Die Familie von Konsul Buddenbrooks ist eine angesehene Lübecker. Die älteste Tochter Antonie erhält einen Heiratsantrag des Kaufmanns Bendix Grünlich, den sie jedoch abstoßend findet und daher ablehnt. Um wieder zu Sinnen zu kommen, geht sie an die See und verliebt sich in den Studenten Morten. Diese Liebe hat jedoch keine Chance, sie wird von ihrem Vatr und der Familienehre dazu gezwunden Bendix Grünlich zu ehelichen.
Ihren Brüdern ergeht es nicht besser. Christian liebt eine Theaterschauspielerin und wird daher nach England geschickt, Thomas, der ein Blumenmädchen liebt nach Holland.
Allgemein leidet die Familie unter der Revolution von 1848, in welcher Jean Buddenbrook umkommt, so dass der älteste Sohn Thomas das Familienunternehmen übernimmt.

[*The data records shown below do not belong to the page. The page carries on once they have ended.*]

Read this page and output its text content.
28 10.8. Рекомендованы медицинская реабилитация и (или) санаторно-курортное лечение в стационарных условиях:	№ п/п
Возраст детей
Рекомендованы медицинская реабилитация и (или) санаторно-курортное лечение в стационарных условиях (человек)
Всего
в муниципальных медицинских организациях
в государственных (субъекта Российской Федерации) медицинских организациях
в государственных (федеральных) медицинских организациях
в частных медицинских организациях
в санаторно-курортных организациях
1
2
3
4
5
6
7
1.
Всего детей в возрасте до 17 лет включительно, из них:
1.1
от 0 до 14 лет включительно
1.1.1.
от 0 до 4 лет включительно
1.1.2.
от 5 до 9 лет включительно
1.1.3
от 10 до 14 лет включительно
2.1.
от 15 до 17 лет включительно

Von da an geht es abwärts mit der Familie und dem Geschäft. Pleite, Pech und Scheidungen, Skandale über Skandale und Fehlinvestitionen führen nach 100 Jahren zum Niedergang der Familie Buddenbrook.

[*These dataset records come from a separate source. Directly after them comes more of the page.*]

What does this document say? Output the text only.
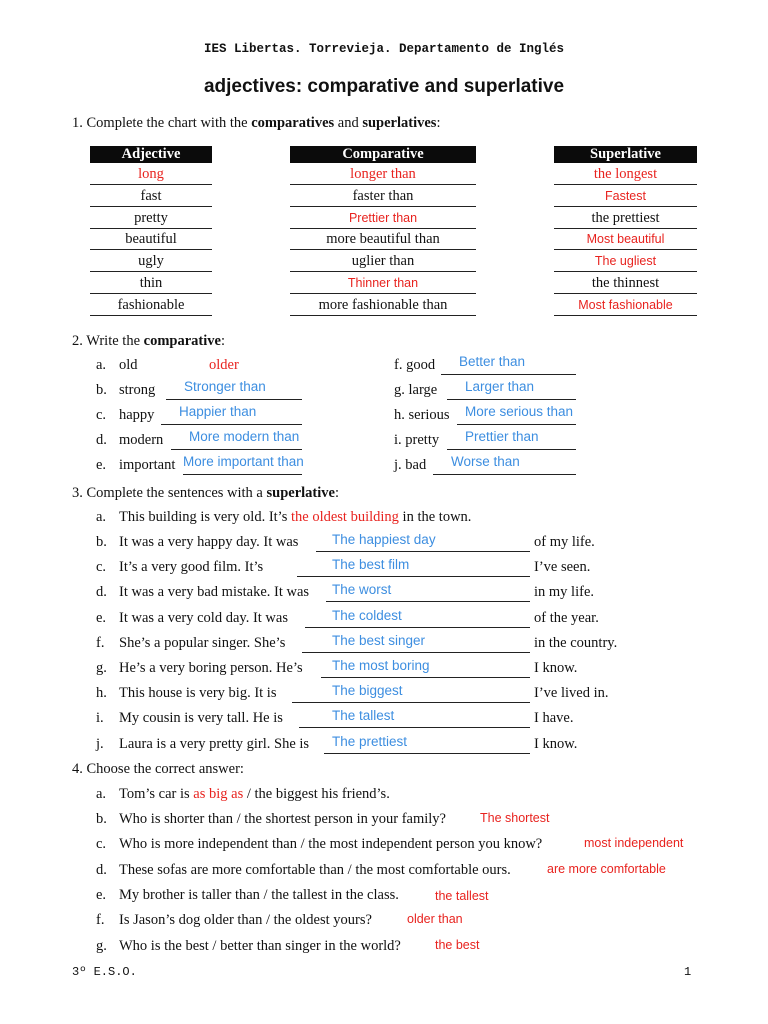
IES Libertas. Torrevieja. Departamento de Inglés
adjectives: comparative and superlative
1. Complete the chart with the comparatives and superlatives:
Adjective	Comparative	Superlative
long	longer than	the longest
fast	faster than	Fastest
pretty	Prettier than	the prettiest
beautiful	more beautiful than	Most beautiful
ugly	uglier than	The ugliest
thin	Thinner than	the thinnest
fashionable	more fashionable than	Most fashionable
2. Write the comparative:
a. old	older
b. strong Stronger than
c. happy Happier than
d. modern More modern than
e. important More important than
f. good Better than
g. large Larger than
h. serious More serious than
i. pretty Prettier than
j. bad Worse than
3. Complete the sentences with a superlative:
a. This building is very old. It’s the oldest building in the town.
b. It was a very happy day. It was The happiest day	of my life.
c. It’s a very good film. It’s	The best film	I’ve seen.
d. It was a very bad mistake. It was The worst	in my life.
e. It was a very cold day. It was	The coldest	of the year.
f. She’s a popular singer. She’s	The best singer	in the country.
g. He’s a very boring person. He’s The most boring	I know.
h. This house is very big. It is	The biggest	I’ve lived in.
i. My cousin is very tall. He is	The tallest	I have.
j. Laura is a very pretty girl. She is The prettiest	I know.
4. Choose the correct answer:
a. Tom’s car is as big as / the biggest his friend’s.
b. Who is shorter than / the shortest person in your family?	The shortest
c. Who is more independent than / the most independent person you know?	most independent
d. These sofas are more comfortable than / the most comfortable ours.	are more comfortable
e. My brother is taller than / the tallest in the class.	the tallest
f. Is Jason’s dog older than / the oldest yours?	older than
g. Who is the best / better than singer in the world?	the best
3º E.S.O.	1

Buddenbrooks ist das Frühwerk Thomas Manns und begründete wohl das Genre des Gesellschaftsromans. Vier Generationen Niedergang einer wohlhabenden Familie sind heute nichts womit man noch einen Blumentopf gewinnen könnte, damals jedoch war die Geschichte durchaus innovativ, da sich der Roman als Literaturform noch immer in Entwicklung befand.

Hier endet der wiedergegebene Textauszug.